For the given exercise, the standard deviation was 9 hours, meaning that, on average, the time each sampled person watched videos deviated by around 9 hours from the mean of 78 hours. The formula for standard deviation is:

• Sum up the squared differences between each data point and the mean.
• Divide this sum by the sample size minus one (to get what's called the sample variance).
• Take the square root of the variance to have the standard deviation.

Standard deviation is pivotal in calculating other statistical values, such as the standard error used in confidence intervals. A smaller standard deviation suggests that data points are clustered closely around the mean, whereas a larger one suggests more variation.

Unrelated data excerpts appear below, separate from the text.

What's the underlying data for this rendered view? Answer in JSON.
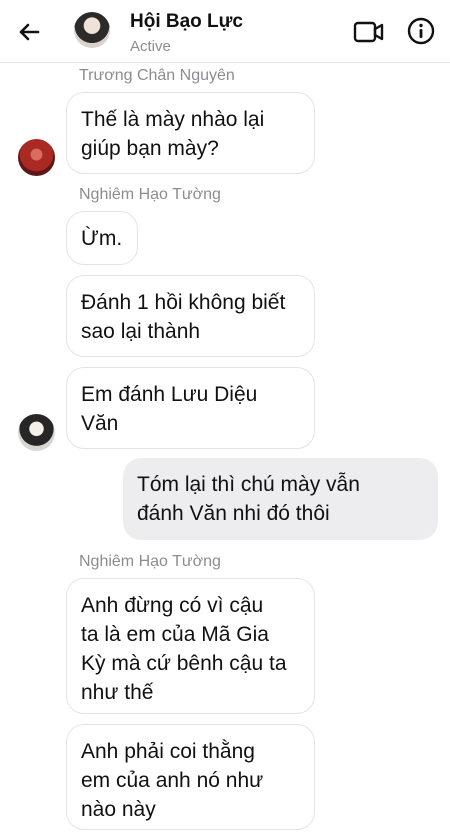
{
  "header": {
    "title": "Hội Bạo Lực",
    "status": "Active",
    "back_icon": "arrow-left-icon",
    "video_icon": "video-camera-icon",
    "info_icon": "info-icon"
  },
  "messages": [
    {
      "sender": "Trương Chân Nguyên",
      "text": "Thế là mày nhào lại\ngiúp bạn mày?"
    },
    {
      "sender": "Nghiêm Hạo Tường",
      "text": "Ừm."
    },
    {
      "text": "Đánh 1 hồi không biết\nsao lại thành"
    },
    {
      "text": "Em đánh Lưu Diệu\nVăn"
    },
    {
      "text": "Tóm lại thì chú mày vẫn\nđánh Văn nhi đó thôi",
      "outgoing": true
    },
    {
      "sender": "Nghiêm Hạo Tường",
      "text": "Anh đừng có vì cậu\nta là em của Mã Gia\nKỳ mà cứ bênh cậu ta\nnhư thế"
    },
    {
      "text": "Anh phải coi thằng\nem của anh nó như\nnào này"
    }
  ],
  "colors": {
    "bubble_border": "#e3e4e8",
    "outgoing_bubble": "#ededf0",
    "secondary_text": "#8a8d91"
  }
}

The population mean is a central concept when estimating how much the entire population would average in a specific metric, using a sample. It is often based on sample data due to the impracticality of surveying an entire population.
In our case study, the mean number of hours per year U.S. citizens watch videos was estimated at 78 hours. This is termed the sample mean, but it acts as our best estimate of the population mean. The notation for this is commonly \( \bar{x} \) for the sample mean and \( \mu \) for the population mean.
Confidence intervals, like the one calculated in the exercise (75.51 to 80.49 hours), give a range that likely contains the true population mean. This calculation helps us understand the degree of certainty or uncertainty surrounding our estimate. In such analysis, confidence in our sample informs how closely our sample mean approximates the true population mean.